10. The information processing device according to claim 9, wherein

the processor calculates a score based on the statistical result for each part of the first graph data that corresponds to the second graph data, the part that is extracted on the basis of the character string of the first data, and specifies data that corresponds to the first data included in the part of the first graph data specified on a basis of the score as the second data.

11. The information processing device according to claim 10, wherein

the score based on the statistical result is a score based on at least one of

a frequency with which each of data and a relationship included in the second graph data appears in the first graph data,

the number of data between data included in the part of the first graph data that corresponds to data included in the second graph data, or

a degree of match between a difference between the part of the first graph data and the second graph data, and a tendency of the modification processing acquired in advance.

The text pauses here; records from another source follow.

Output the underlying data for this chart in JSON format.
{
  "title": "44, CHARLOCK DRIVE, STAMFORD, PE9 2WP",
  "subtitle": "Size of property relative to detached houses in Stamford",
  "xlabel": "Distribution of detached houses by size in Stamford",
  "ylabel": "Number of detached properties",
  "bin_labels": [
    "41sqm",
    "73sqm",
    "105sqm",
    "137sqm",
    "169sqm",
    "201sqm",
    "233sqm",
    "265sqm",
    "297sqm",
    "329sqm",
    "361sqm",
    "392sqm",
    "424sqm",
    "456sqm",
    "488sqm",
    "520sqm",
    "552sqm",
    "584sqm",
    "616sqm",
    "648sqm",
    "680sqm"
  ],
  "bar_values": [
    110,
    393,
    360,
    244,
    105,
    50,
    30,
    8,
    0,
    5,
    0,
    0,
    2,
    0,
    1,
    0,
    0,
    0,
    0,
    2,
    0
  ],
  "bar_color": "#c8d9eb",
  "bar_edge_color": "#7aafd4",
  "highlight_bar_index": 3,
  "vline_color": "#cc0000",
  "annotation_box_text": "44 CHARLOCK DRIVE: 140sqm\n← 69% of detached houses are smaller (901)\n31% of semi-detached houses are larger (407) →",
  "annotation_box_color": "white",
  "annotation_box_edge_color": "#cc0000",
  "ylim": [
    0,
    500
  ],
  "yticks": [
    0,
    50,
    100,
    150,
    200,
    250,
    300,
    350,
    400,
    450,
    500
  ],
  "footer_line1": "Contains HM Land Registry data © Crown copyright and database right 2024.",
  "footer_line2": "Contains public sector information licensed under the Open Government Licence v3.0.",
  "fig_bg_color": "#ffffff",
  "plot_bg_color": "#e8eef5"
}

12. The information processing device according to claim 11, wherein

the score indicates that the degree of coincidence between the second graph data and the part of the first graph data is higher as the frequency is lower.

13. The information processing device according to claim 11, wherein

the score indicates that the degree of coincidence between the second graph data and the part of the first graph data is lower as the number of data is larger.

14. The information processing device according to claim 11, wherein

the score indicates that the degree of coincidence between the second graph data and the part of the first graph data is higher as the degree of match with respect to tendency of the modification processing is higher.

15. The information processing device according to claim 11, wherein

the processor acquires at least one of the frequency or the tendency of the modification processing on a basis of the first graph data and the second graph data.

16. The information processing device according to claim 15, wherein

the processor acquires a difference between a data string that has a highest degree of coincidence of a character string with the second graph data, and the second graph data, among data strings that include one or more data connected by the relationship included in the first graph data.

17. A data specifying method comprising:

when receiving designation of first data included in second graph data generated by executing modification processing for first graph data that includes a plurality of data and information that indicates each relationship between the plurality of data, extracting, by a computer, one or a plurality of data from the first graph data on a basis of a character string of the first data; and

specifying second data from the one or the plurality of data on a basis of a statistical result of modification content included in the modification processing.

18. The data specifying method according to claim 17, wherein

the processing of specifying the second data includes calculating a score based on the statistical result for each part of the first graph data that corresponds to the second graph data, the part that is extracted on the basis of the character string of the first data, and specifying data that corresponds to the first data included in the part of the first graph data specified on a basis of the score as the second data.

19. The data specifying method according to claim 18, wherein

the score based on the statistical result is a score based on at least one of

a frequency with which each of data and a relationship included in the second graph data appears in the first graph data,

the number of data between data included in the part of the first graph data that corresponds to data included in the second graph data, or

a degree of match between a difference between the part of the first graph data and the second graph data, and a tendency of the modification processing acquired in advance.